A Chatham Oyster, they taste better than they look if you can believe that.

At the "elbow" of Cape Cod lies Chatham, a small town bordered on three sides by the Atlantic Ocean, which has always been entwined with the local community and economy. Once a center for whaling and commercial fishing fleets, it is now more synonymous with summer resorts and vacation homes and is a convenient port for those sailing to Nantucket Island. However, some people here still make a living from the sea, and Stephen Wright of Chatham Shellfish Company is one such person. 

Chatham Shellfish Company has been cultivating oysters in the Oyster Pond and Oyster River system for over 30 years, and for that last decade it has been run by Stephen Wright. Given his history in aquaculture, Stephen is the perfect person to run an oyster company and, in my opinion, has been coming to market with an exceptional product. The oysters here are grown from purchased seed and given a jump start in a FLUPSY system built into the docks before being moved to a floating nursery in Oyster Pond. This nursery consists of rows of floating mesh bags (seen in the photo below) which are flipped over frequently to kill off anything growing on them -- it is important to keep the equipment clean so that the water flow to the baby oysters doesn't become clogged and suffocate them. To sort the oysters by size, Stephen uses a mechanical sorter made up of a series of screens of decreasing size attached to a metal frame, which is shaken by a large motor. It's quite a system, and I was sad I didn't get to see it in action.  From here, they are grown in a variety of ways: traditional rack-and-bag method is used the most, but some oysters are placed in plastic trays laying on the bottom and the slow growers are moved directly onto specific areas of the pond floor to mature at their own pace.

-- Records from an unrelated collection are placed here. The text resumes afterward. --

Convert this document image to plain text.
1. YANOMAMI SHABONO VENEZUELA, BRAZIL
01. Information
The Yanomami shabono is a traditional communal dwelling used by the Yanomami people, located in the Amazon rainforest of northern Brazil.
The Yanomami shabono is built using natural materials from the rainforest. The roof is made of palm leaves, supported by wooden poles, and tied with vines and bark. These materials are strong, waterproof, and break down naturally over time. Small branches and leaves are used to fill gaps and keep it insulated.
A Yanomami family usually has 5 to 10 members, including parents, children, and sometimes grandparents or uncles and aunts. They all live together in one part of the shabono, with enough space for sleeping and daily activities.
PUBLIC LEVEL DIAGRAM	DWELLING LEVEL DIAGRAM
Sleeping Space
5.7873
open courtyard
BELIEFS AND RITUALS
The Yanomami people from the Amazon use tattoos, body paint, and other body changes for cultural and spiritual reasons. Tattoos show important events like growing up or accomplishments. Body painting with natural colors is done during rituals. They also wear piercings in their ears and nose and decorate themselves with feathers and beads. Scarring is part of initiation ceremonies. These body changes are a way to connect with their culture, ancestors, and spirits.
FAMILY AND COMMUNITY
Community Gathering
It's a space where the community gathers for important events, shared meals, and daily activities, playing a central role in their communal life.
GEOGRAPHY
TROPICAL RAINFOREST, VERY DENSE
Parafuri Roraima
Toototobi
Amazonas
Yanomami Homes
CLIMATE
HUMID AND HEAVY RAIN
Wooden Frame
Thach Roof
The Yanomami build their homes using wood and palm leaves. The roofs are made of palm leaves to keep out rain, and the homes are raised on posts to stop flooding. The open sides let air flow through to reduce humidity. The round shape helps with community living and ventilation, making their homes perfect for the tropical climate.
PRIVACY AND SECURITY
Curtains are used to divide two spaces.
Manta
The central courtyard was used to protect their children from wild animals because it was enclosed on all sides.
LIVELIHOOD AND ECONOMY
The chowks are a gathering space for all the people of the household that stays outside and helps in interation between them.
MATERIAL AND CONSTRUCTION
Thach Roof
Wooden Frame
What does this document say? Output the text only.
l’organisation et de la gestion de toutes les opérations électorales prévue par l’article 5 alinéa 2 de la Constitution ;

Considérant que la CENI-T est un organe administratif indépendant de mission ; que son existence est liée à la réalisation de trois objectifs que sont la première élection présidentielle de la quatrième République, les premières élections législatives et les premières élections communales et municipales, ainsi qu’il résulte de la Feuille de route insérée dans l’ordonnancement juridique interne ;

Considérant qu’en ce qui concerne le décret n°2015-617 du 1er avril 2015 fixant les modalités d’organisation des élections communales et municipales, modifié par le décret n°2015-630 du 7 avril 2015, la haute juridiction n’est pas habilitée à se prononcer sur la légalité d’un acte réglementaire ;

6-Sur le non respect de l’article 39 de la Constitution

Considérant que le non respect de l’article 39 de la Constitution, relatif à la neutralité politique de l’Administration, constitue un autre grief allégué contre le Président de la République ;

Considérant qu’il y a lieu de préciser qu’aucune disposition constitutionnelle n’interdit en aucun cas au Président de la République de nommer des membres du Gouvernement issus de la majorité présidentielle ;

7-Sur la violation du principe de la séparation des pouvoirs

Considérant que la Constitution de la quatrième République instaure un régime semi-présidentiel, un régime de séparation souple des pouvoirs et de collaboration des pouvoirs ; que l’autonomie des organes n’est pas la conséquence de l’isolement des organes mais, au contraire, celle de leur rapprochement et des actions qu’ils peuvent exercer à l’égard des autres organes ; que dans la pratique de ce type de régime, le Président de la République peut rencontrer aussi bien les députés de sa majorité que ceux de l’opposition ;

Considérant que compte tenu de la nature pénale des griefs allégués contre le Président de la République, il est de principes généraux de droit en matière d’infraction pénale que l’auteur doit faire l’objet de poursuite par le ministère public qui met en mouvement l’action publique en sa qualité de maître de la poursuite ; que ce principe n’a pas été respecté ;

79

Few things in the world are better than an oyster eaten on the spot where they are grown, still frigid and wet from the cold estuarine waters, and these did not disappoint. Already firm and fat in October, they delivered a cold smack of pure salt, followed by the sweetness of the adductor muscle and a clean, slightly mineral finish. Harvested to order, these are a solid choice for any raw bar, and will always remind me of that early morning I spent freezing my ass off on a boat in Chatham. 

Part of the Chatham lease at sunrise.